The only way of crossing the river was by Railway Bridge which was lit up with naphtha lamps and specially loaded with planks, so as to allow the passage of horses and wagons. On each side also boards were placed to keep the horses from falling into the river below through the iron girders. As there was such a block of troops of all arms, it was 8 30pm before we got across, and it was not all pleasant riding our new horses for the first time in the dark with only a few inches of board between oneself and the river below. The baggage took most of the night to get over, and many waggons stuck in the soft sand at each side and had to have double teams put in to pull them out.
To the north of the river the country was very rough, and the whole force moved in double files, there being continual checks and trotting to keep up. To make matters worse several men were run away with and others saddles slipped round while the horses kicked, broke lose, and were never seen again. Such was the way the Mounted Infantry Brigade started off two days after they received their horses and 40 percent of the men had never been on horseback before in their lives. We marched for 14 days, then off – saddled and bivouacked from midnight till 2 30am, the horses being ringed and the men sleeping in their only blanket and a saddle for their pillow.
Horse sentries and outposts were put out, and the roll called, and a few men and horses were found to be missing. Some of the former were left behind and never re-joined for months, having lost their way by their horses bolting, but I am glad to say some of them belonged to the Welsh Company. Corporal Marsh I am sorry to say had a very nasty fall, his horse falling about 15 feet into a quarry. He was severely bruised but pluckily stuck to his work although suffering intense pain and fought two days later in the company’s first fight.

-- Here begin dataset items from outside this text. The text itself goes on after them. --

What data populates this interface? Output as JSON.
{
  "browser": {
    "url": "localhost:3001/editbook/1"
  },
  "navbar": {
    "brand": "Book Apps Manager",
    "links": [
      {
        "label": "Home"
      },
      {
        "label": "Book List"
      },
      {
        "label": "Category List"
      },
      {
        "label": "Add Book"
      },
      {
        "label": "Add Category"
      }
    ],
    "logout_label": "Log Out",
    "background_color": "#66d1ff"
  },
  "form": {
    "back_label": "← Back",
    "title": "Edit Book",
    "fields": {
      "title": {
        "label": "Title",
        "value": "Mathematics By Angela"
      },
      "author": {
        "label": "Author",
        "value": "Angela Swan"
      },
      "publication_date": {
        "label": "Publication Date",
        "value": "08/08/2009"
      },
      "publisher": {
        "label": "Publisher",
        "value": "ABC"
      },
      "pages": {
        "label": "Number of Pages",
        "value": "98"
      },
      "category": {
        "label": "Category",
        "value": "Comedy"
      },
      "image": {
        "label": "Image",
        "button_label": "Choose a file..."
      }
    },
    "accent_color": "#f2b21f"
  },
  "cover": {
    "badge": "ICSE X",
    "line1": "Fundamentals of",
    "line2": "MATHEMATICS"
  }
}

At 4am the march was resumed, the Welsh Company being the main body of the advance guard moving in column of sections at 15 pace interval between horses. At 6am we reached the frontier of the Orange Free State at Rameh Spring, and it was whispered we were to rest all day and engage the Boers some 8 miles off on the morrow. So with light hearts we watered our horses, and turned them out to graze in charge of one man per sub-section, ate our bully beef and biscuit and made whatever coffee we had in our canteens and slept the sleep of the weary on the veldt while the baggage wagons came in one by one with the mules dead beat and dropping out dead here and there.
So ended the first march of the 6th Mounted Infantry, which cost us some more men missing, some half a dozen horses lost, and some 25 sore backs in the whole regiment, of which latter some five were in the Welsh Company. However, as subsequent events have shown, it was as well we did not delay one moment in training our man and horses to work in the field. So I will conclude my letter now, and will narrate to you in my next our first fight at Randam and the part we took in Lord Roberts advance to Bloemfontein.